Musallam Al Barrak also presented his own set of questions, and while they're nothing more than hot air, they do eclipse that of the HADAS-inspired questions, and they're as follows:

  1. Undermining the state authority by taking a number of decision and then backing down.

  2. Failure to adopt a rational economic and financial policy to help citizens and employ surpluses from oil revenues.
  3. Obstructing the functioning of the National Assembly by delaying the formation of the Cabinet.

  4. Misuse of public funds at the prime minister's office.

  5. Breach of the constitution by failing to submit the government program and the five-year development plan.
Here's my view:

  1. For point (1), how does one undermine the state's authority by taking a decision, and then backing down? Isn't that supposed to be 'ceding to authority' instead??

  2. For point (2), how does one adopt a rational economic policy when his authority is questioned time and again?

  3. Mis using public funds (4) is now a case in the courts, so how does one question someone about something that's currently being processed in the Courts of Justice?

And while I agree to point (3), and to some extent, point (5), I can't help but relate them to point (1), making the entire issue directly linked to the question of Authority and it's execution. In order words, it's the fault of whoever is responsible for making the decision to "go" with whatever's on the table.

It all seemed a bit fishy to me, but I took a closer look at the photo in the article and discovered, not surprisingly, that it's nothing new! I've been writing about it for some time now...

Take a look;

This portion of the photo shows our Emirs, our past rulers, the ones who ran the country, established it's system of laws and constitution and sought to protect and develop it into a State of exceptional progress and equality.
Now, look at the second portion of the same photo;

These people are about to question the authority and accountability of the Prime Minister, and come March 17th, they will be flanked by the notorious Musallem Al Barrak.

Here now, is the complete picture, as displayed in today's newspaper;

For those of you who missed the irony, Al Pacino's "Don Corleone" character in the movie "The Godfather Part III" summarizes this picture quite accurately, "The new replaces the old", right after an assassination attempt was made by Joey Zaza on the heads of the other Mafia Families!

Kuwait is heading into a nosedive towards a flaming destruction, and nothing's being done except more and more animosity feeding the flames of destruction, both by the Government and the Parliment, and everyone else is crying out for a financial bailout package for the losers in the KSE fiasco!

Then there's the report of the Army Officers with bags of Counterfit KD and US$ banknotes, coming in on Military flights from Abu Dhabi to Kuwait.

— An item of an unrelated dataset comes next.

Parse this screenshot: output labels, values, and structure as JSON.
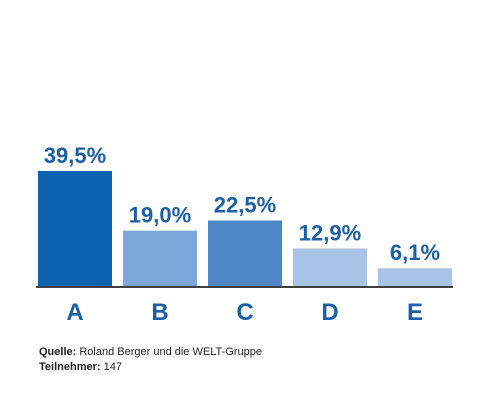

Today's Al Qabas also commented that a former MP, an existing MP and a religious leader have all come forward to intervene and release the two officers from jail!

And there's yet another report by Al Qabas, outlining the recent developments into the investigation of Terrorist activities in Kuwait, and the planned re-emergence of the Peninsula Lions in the GCC region, it doesn't take a brain surgeon to connect the dots!

So, on the one hand, we have MP's trying to demolish the system of government through political means, and on the other hand, we have MP's usurping their authority to free suspected terrorists and money launderers and financiers...all under the noses of the Government, and the Government is sitting idly by and letting it all happen.

Not by choice, it seems, but due to simple ineptitude!

It's as if things are deliberately being left alone to unravel as they are, and while the culpirts are well known, the victims don't yet realize what's happening. At face value, it looks like the state is heading towards self-destruction, but read between the lines and you'll realize that this is more than ineptitude! To me, it looks more like a deliberate attempt to reach a point-of-no-return, where the gloves go off and everything is subject to change-everything!

Right now, the way I see it, we're at the doorsteps of witnessing the final assassination of democratic life in Kuwait, with the bearded banditos holding the guns. What comes next is anyone's guess, but one thing's for sure, it won't be pleasant!